Un peu plus d’un an après avoir mis au monde Emie, elle signait un top 10 en individuel. Cinq jours plus tard au même endroit, elle décrochait son premier podium depuis son retour, une deuxième place au sprint 7,5 km. Puis elle remettait ça avec le relais féminin le 5 décembre. En 2020/21, elle a obtenu six podiums en Coupe du monde, en plus de ses deux médailles (l’argent au sprint, le bronze en poursuite) aux Mondiaux de Pokljuka en Slovénie en février 2021.

En Coupe du monde 2021/22 avant les JO, elle est déjà montée sur six podiums – dont deux victoires en relais féminin – et pointe à la neuvième place du classement général. Preuve donc qu’un retour au plus haut niveau est possible si la sportive maman réalise les efforts nécessaires. « Elles sont fantastiques et magnifiques », assure la gynécologue Dr Maître. « Ce sont des super mamans et des super sportives. »

Déjà détentrice d'une médaille collective à Beijing 2022, Anaïs vise désormais une première médaille individuelle aux Jeux Olympiques.
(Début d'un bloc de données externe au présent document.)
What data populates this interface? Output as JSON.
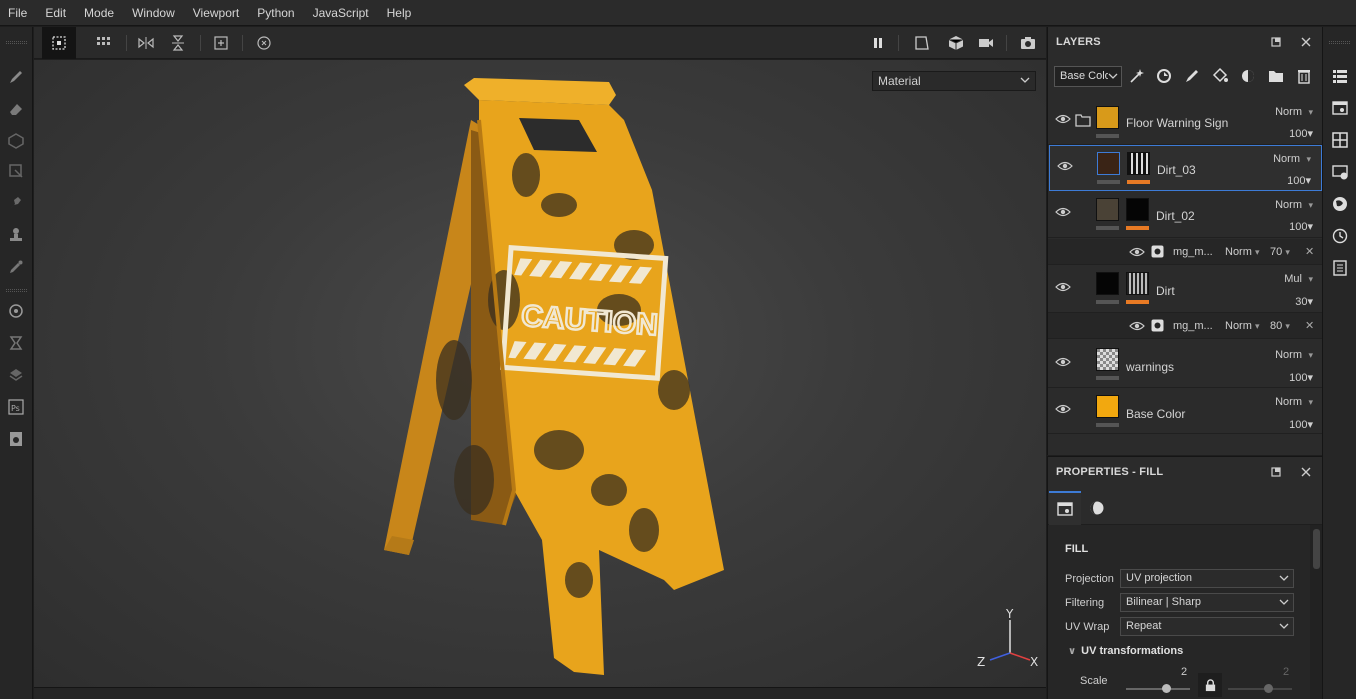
{
  "menu": [
    "File",
    "Edit",
    "Mode",
    "Window",
    "Viewport",
    "Python",
    "JavaScript",
    "Help"
  ],
  "viewport": {
    "material_mode": "Material",
    "sign_text": "CAUTION",
    "axis": {
      "x": "X",
      "y": "Y",
      "z": "Z"
    }
  },
  "layers_panel": {
    "title": "LAYERS",
    "channel": "Base Colo",
    "layers": [
      {
        "name": "Floor Warning Sign",
        "blend": "Norm",
        "opacity": "100",
        "type": "folder"
      },
      {
        "name": "Dirt_03",
        "blend": "Norm",
        "opacity": "100",
        "type": "fill",
        "selected": true
      },
      {
        "name": "Dirt_02",
        "blend": "Norm",
        "opacity": "100",
        "type": "fill"
      },
      {
        "name": "Dirt",
        "blend": "Mul",
        "opacity": "30",
        "type": "fill"
      },
      {
        "name": "warnings",
        "blend": "Norm",
        "opacity": "100",
        "type": "paint"
      },
      {
        "name": "Base Color",
        "blend": "Norm",
        "opacity": "100",
        "type": "fill"
      }
    ],
    "masks": [
      {
        "name": "mg_m...",
        "blend": "Norm",
        "opacity": "70"
      },
      {
        "name": "mg_m...",
        "blend": "Norm",
        "opacity": "80"
      }
    ]
  },
  "properties_panel": {
    "title": "PROPERTIES - FILL",
    "section": "FILL",
    "fields": [
      {
        "label": "Projection",
        "value": "UV projection"
      },
      {
        "label": "Filtering",
        "value": "Bilinear | Sharp"
      },
      {
        "label": "UV Wrap",
        "value": "Repeat"
      }
    ],
    "uv_transformations": "UV transformations",
    "scale_label": "Scale",
    "scale_u": "2",
    "scale_v": "2"
  },
  "colors": {
    "accent": "#3d7bd6",
    "sign": "#e8a41c",
    "orange_bar": "#e87a24"
  }
}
Mais elle sait aussi relativiser ses résultats depuis ce jour heureux où Emie est venue au monde. « Ça m'a apporté pas mal de recul », dit-elle. « Les Jeux Olympiques, c'est un objectif, j'ai travaillé pour et je veux une médaille. Mais si je rentre sans, ce ne sera pas l'échec de ma vie parce que j'ai autre chose à la maison. C'est mon métier, ma passion, j'ai envie de réussir, mais ce n'est que du sport. »

Évidemment, si elle pouvait ramener plusieurs médailles à sa petite Emie qui l’attend à la maison, la décision de fonder une famille et les sacrifices physiques qu’elle a dû consentir auront sans doute encore plus de valeur.